# Is it OK to tap into Dryer Vent?



## Duncanrinaldo (Sep 5, 2007)

Our new townhouse has a massive thick concrete block basement foundation wall....no windows possible.  We notice the basement area (used for computer room and some activities) is humid and lacks air movement...odours remain too long etc.

I am concerned this may be a real problem in the wet winter and start creating rust and mildew on stored items etc.

Not looking for other solutions right now.....just a quick answer to this question:  Can I install a bathroom style vent fan and tap it into the dryer vent that runs up a floor then out? (I know I can, but would the air move up and out or try to find a way out the dryer and serve no purpose that way). 

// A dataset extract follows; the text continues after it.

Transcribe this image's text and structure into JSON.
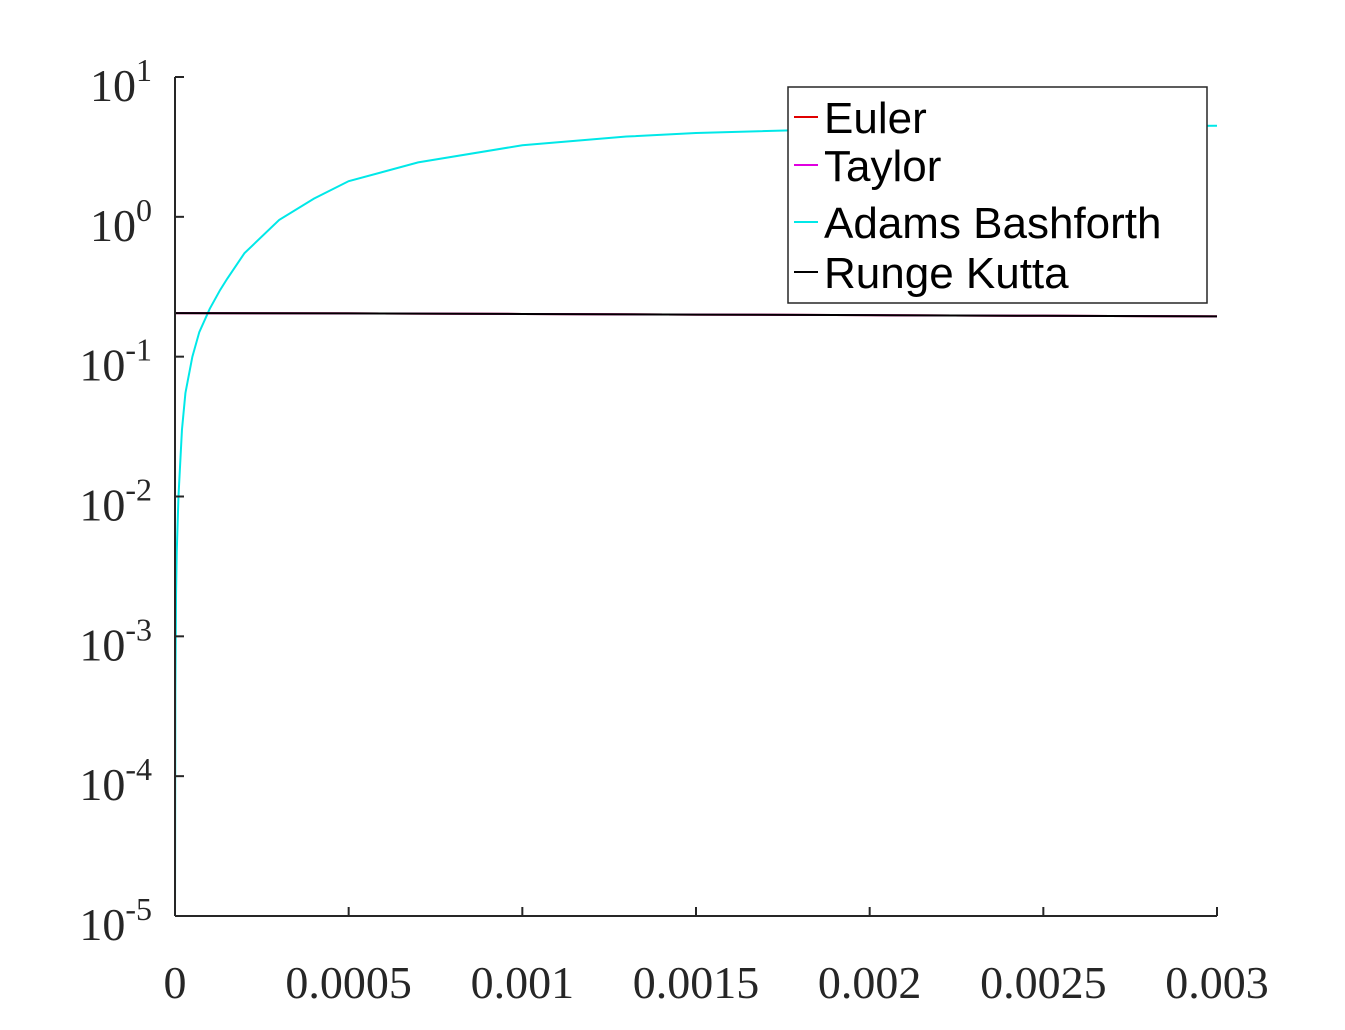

The vent fan seems to be the fastest way to move air down and out of the basement.  Thanks to anyone who cares to answer.


----------



## travelover (Sep 6, 2007)

I'd try a dehumidifier first, then see if you need additional ventilation. Messing with the dryer vent risks safety issues, particularly if it is a gas dryer.


----------



## glennjanie (Sep 6, 2007)

Welcome Duncanrinaldo:

I agree with Travleover; the bath vent would have a backflow preventer in the duct but the dryer doesn't. 

If additional ventilation is needed then, I recommend looking at an air and heat exchanger such as the one made by Research Products.

Glenn


----------



## CraigFL (Sep 7, 2007)

I'm going to guess it would be some kind of code violation too which wouldn't be good because of all the dryer fires we've been hearing about lately.


----------